We've dated about 4 months, so not that long, but we've known each other for much longer. And I think part of the problem is that we're not lying to each other - we both knew from the very start what the other's beliefs were, and she even told me how she tried to avoid falling for me because I was not a Christian. I, likewise, could not hold her beliefs against her as I learned how wonderful she is. I would never want to be in a relationship based on lies, and I know that in our relationship we can always be honest with one another.
I'm not saying that I'm not willing to try to build my own personal relationship with a God, but I don't know if it will ever be the same as hers, or if it will ever be up to her standards.
You don't get to choose what you believe, and you can no more decide to be Christian than she can decide to be an Atheist. If she is that committed in her belief that she will choose to end a relationship due to her partner's faith, it has ended already. This is not something you're going to logically hash out, as she appears from your description to be completely unwilling to accept an arrangement to agree to disagree.

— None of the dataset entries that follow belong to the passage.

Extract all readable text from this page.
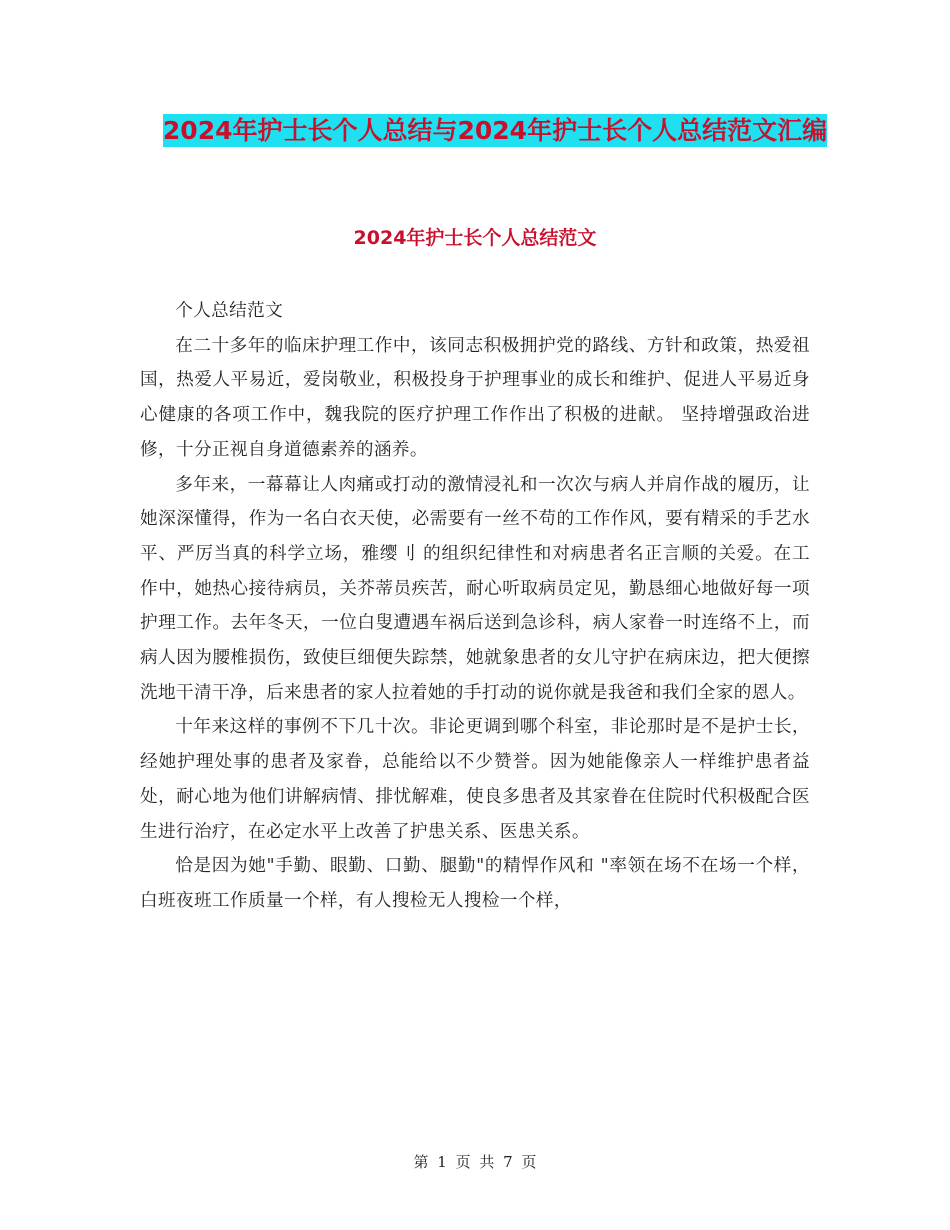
2024年护士长个人总结与2024年护士长个人总结范文汇编
2024年护士长个人总结范文

个人总结范文

在二十多年的临床护理工作中，该同志积极拥护党的路线、方针和政策，热爱祖国，热爱人平易近，爱岗敬业，积极投身于护理事业的成长和维护、促进人平易近身心健康的各项工作中，魏我院的医疗护理工作作出了积极的进献。 坚持增强政治进修，十分正视自身道德素养的涵养。

多年来，一幕幕让人肉痛或打动的激情浸礼和一次次与病人并肩作战的履历，让她深深懂得，作为一名白衣天使，必需要有一丝不苟的工作作风，要有精采的手艺水平、严厉当真的科学立场，雅缨刂 的组织纪律性和对病患者名正言顺的关爱。在工作中，她热心接待病员，关芥蒂员疾苦，耐心听取病员定见，勤恳细心地做好每一项护理工作。去年冬天，一位白叟遭遇车祸后送到急诊科，病人家眷一时连络不上，而病人因为腰椎损伤，致使巨细便失踪禁，她就象患者的女儿守护在病床边，把大便擦洗地干清干净，后来患者的家人拉着她的手打动的说你就是我爸和我们全家的恩人。

十年来这样的事例不下几十次。非论更调到哪个科室，非论那时是不是护士长，经她护理处事的患者及家眷，总能给以不少赞誉。因为她能像亲人一样维护患者益处，耐心地为他们讲解病情、排忧解难，使良多患者及其家眷在住院时代积极配合医生进行治疗，在必定水平上改善了护患关系、医患关系。

恰是因为她"手勤、眼勤、口勤、腿勤"的精悍作风和 "率领在场不在场一个样，白班夜班工作质量一个样，有人搜检无人搜检一个样，

第 1 页 共 7 页
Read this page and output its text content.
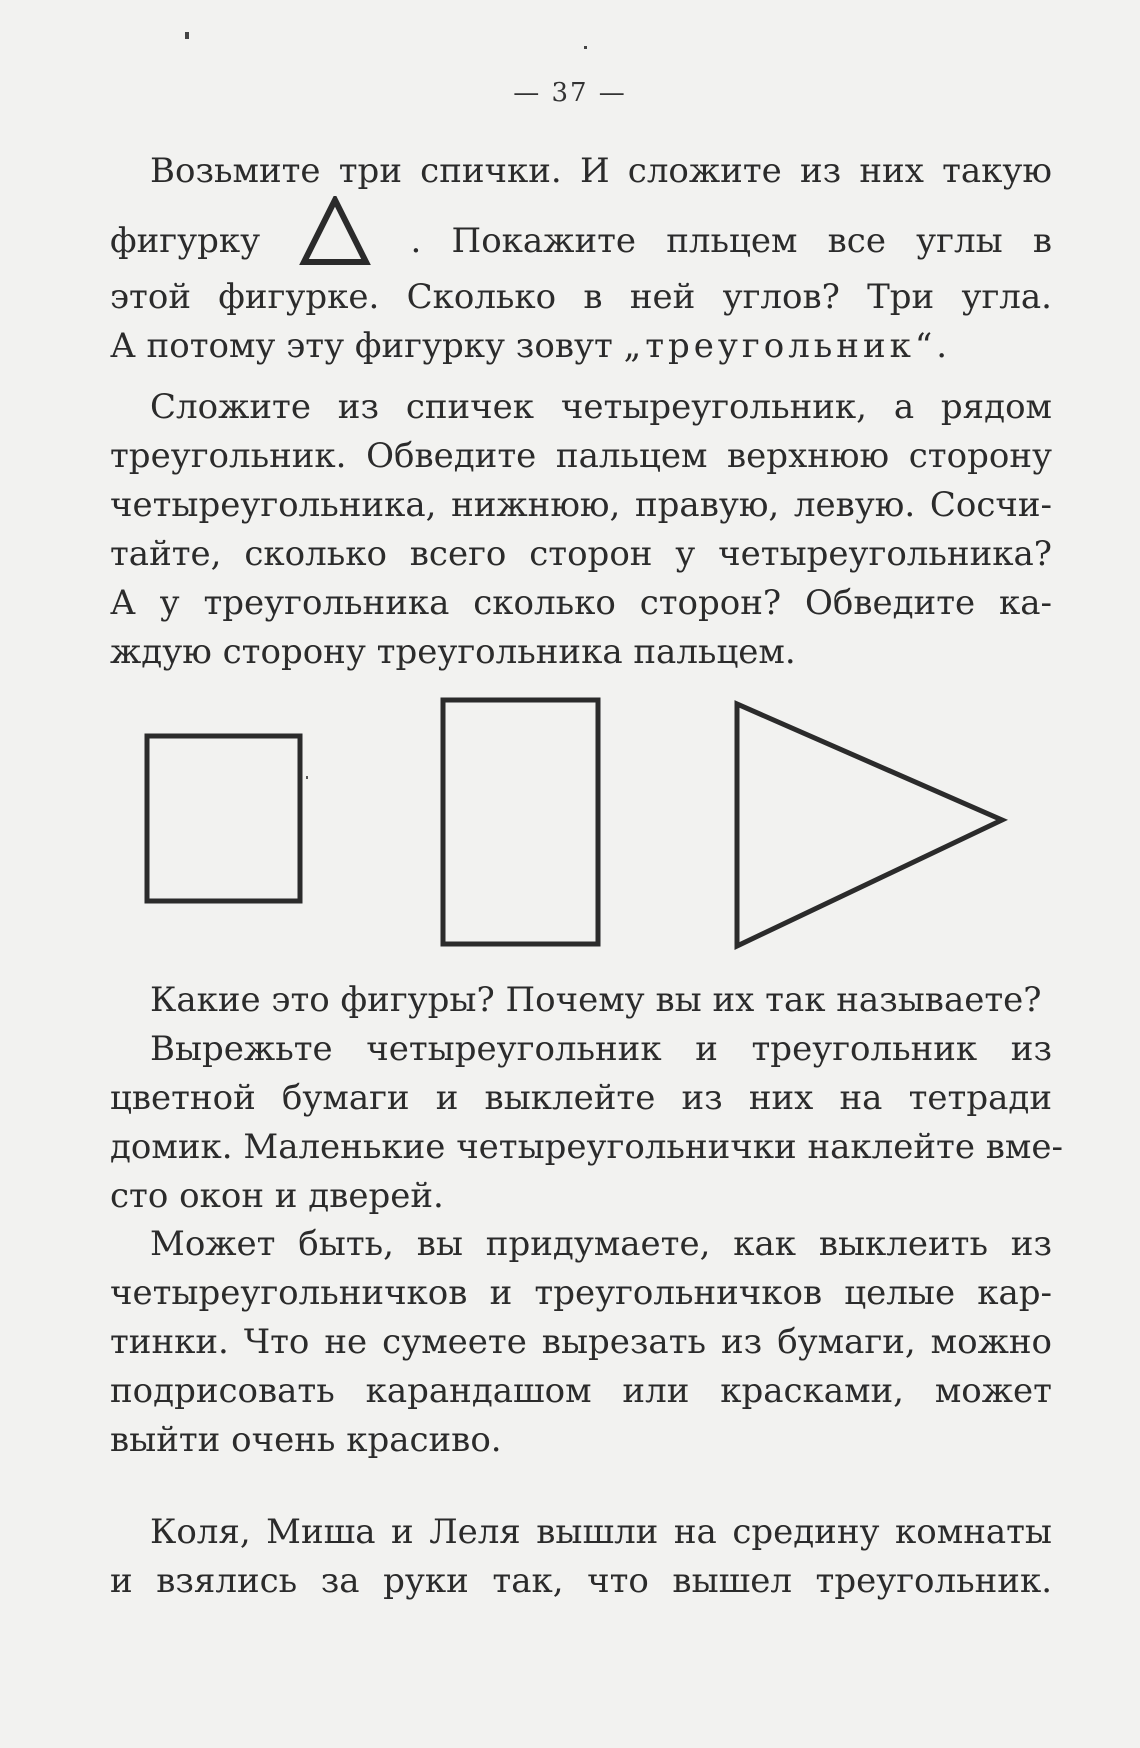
— 37 —
Возьмите три спички. И сложите из них такую
фигурку	. Покажите пльцем все углы в
этой фигурке. Сколько в ней углов? Три угла.
А потому эту фигурку зовут „треугольник“.
Сложите из спичек четыреугольник, а рядом
треугольник. Обведите пальцем верхнюю сторону
четыреугольника, нижнюю, правую, левую. Сосчи-
тайте, сколько всего сторон у четыреугольника?
А у треугольника сколько сторон? Обведите ка-
ждую сторону треугольника пальцем.
Какие это фигуры? Почему вы их так называете?
Вырежьте четыреугольник и треугольник из
цветной бумаги и выклейте из них на тетради
домик. Маленькие четыреугольнички наклейте вме-
сто окон и дверей.
Может быть, вы придумаете, как выклеить из
четыреугольничков и треугольничков целые кар-
тинки. Что не сумеете вырезать из бумаги, можно
подрисовать карандашом или красками, может
выйти очень красиво.
Коля, Миша и Леля вышли на средину комнаты
и взялись за руки так, что вышел треугольник.
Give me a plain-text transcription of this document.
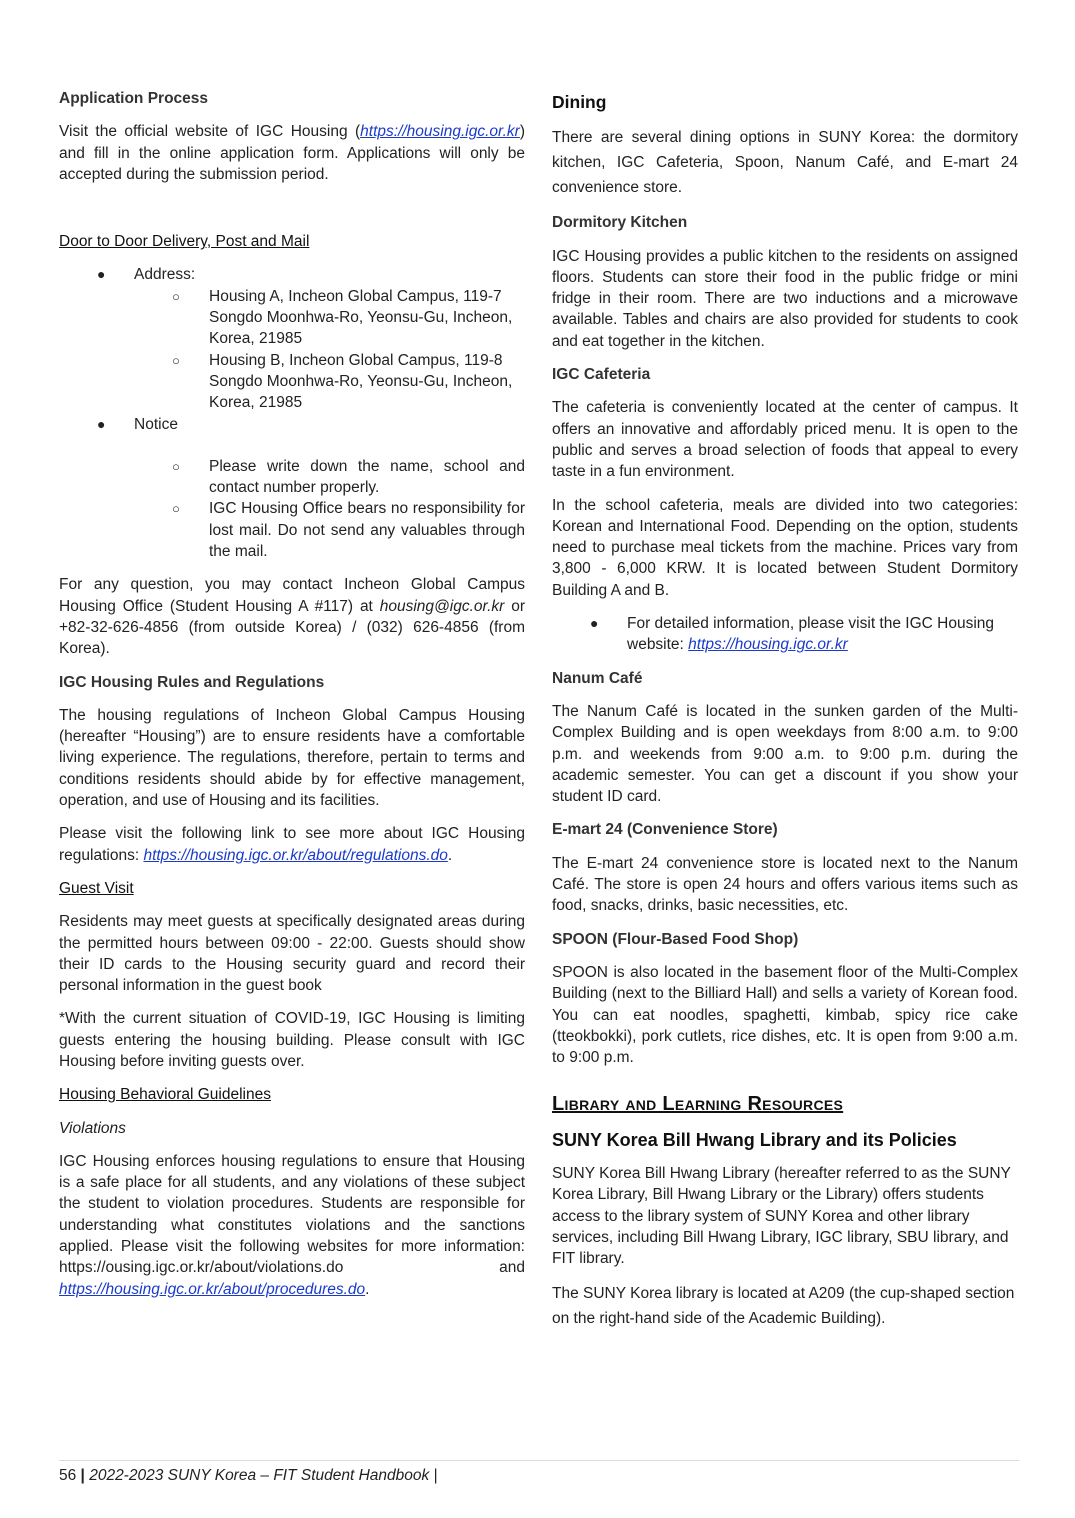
Application Process

Visit the official website of IGC Housing (https://housing.igc.or.kr) and fill in the online application form. Applications will only be accepted during the submission period.

Door to Door Delivery, Post and Mail
● Address:
○ Housing A, Incheon Global Campus, 119-7 Songdo Moonhwa-Ro, Yeonsu-Gu, Incheon, Korea, 21985
○ Housing B, Incheon Global Campus, 119-8 Songdo Moonhwa-Ro, Yeonsu-Gu, Incheon, Korea, 21985
● Notice
○ Please write down the name, school and contact number properly.
○ IGC Housing Office bears no responsibility for lost mail. Do not send any valuables through the mail.

For any question, you may contact Incheon Global Campus Housing Office (Student Housing A #117) at housing@igc.or.kr or +82-32-626-4856 (from outside Korea) / (032) 626-4856 (from Korea).

IGC Housing Rules and Regulations

The housing regulations of Incheon Global Campus Housing (hereafter “Housing”) are to ensure residents have a comfortable living experience. The regulations, therefore, pertain to terms and conditions residents should abide by for effective management, operation, and use of Housing and its facilities.

Please visit the following link to see more about IGC Housing regulations: https://housing.igc.or.kr/about/regulations.do.

Guest Visit

Residents may meet guests at specifically designated areas during the permitted hours between 09:00 - 22:00. Guests should show their ID cards to the Housing security guard and record their personal information in the guest book

*With the current situation of COVID-19, IGC Housing is limiting guests entering the housing building. Please consult with IGC Housing before inviting guests over.

Housing Behavioral Guidelines

Violations

IGC Housing enforces housing regulations to ensure that Housing is a safe place for all students, and any violations of these subject the student to violation procedures. Students are responsible for understanding what constitutes violations and the sanctions applied. Please visit the following websites for more information: https://ousing.igc.or.kr/about/violations.do and https://housing.igc.or.kr/about/procedures.do.

Dining

There are several dining options in SUNY Korea: the dormitory kitchen, IGC Cafeteria, Spoon, Nanum Café, and E-mart 24 convenience store.

Dormitory Kitchen

IGC Housing provides a public kitchen to the residents on assigned floors. Students can store their food in the public fridge or mini fridge in their room. There are two inductions and a microwave available. Tables and chairs are also provided for students to cook and eat together in the kitchen.

IGC Cafeteria

The cafeteria is conveniently located at the center of campus. It offers an innovative and affordably priced menu. It is open to the public and serves a broad selection of foods that appeal to every taste in a fun environment.

In the school cafeteria, meals are divided into two categories: Korean and International Food. Depending on the option, students need to purchase meal tickets from the machine. Prices vary from 3,800 - 6,000 KRW. It is located between Student Dormitory Building A and B.

● For detailed information, please visit the IGC Housing website: https://housing.igc.or.kr
Nanum Café

The Nanum Café is located in the sunken garden of the Multi-Complex Building and is open weekdays from 8:00 a.m. to 9:00 p.m. and weekends from 9:00 a.m. to 9:00 p.m. during the academic semester. You can get a discount if you show your student ID card.

E-mart 24 (Convenience Store)

The E-mart 24 convenience store is located next to the Nanum Café. The store is open 24 hours and offers various items such as food, snacks, drinks, basic necessities, etc.

SPOON (Flour-Based Food Shop)

SPOON is also located in the basement floor of the Multi-Complex Building (next to the Billiard Hall) and sells a variety of Korean food. You can eat noodles, spaghetti, kimbab, spicy rice cake (tteokbokki), pork cutlets, rice dishes, etc. It is open from 9:00 a.m. to 9:00 p.m.

Library and Learning Resources
SUNY Korea Bill Hwang Library and its Policies

SUNY Korea Bill Hwang Library (hereafter referred to as the SUNY Korea Library, Bill Hwang Library or the Library) offers students access to the library system of SUNY Korea and other library services, including Bill Hwang Library, IGC library, SBU library, and FIT library.

The SUNY Korea library is located at A209 (the cup-shaped section on the right-hand side of the Academic Building).

56 | 2022-2023 SUNY Korea – FIT Student Handbook |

Based on what you know right now, could you choose to believe that the tooth fairy, or santa, or Thor are real?
Your choice, certainly, whether to say the words, and pretend at belief. But I do not think you could consciously choose to actually believe that the tooth fairy would put a quarter under your pillow at night while you slept.
I definitely agree, that was not what the OP was saying though. You believe what you believe, not what you choose consciously to believe. That someone else (or even you yourself) cannot force you to believe something else, was exactly his point.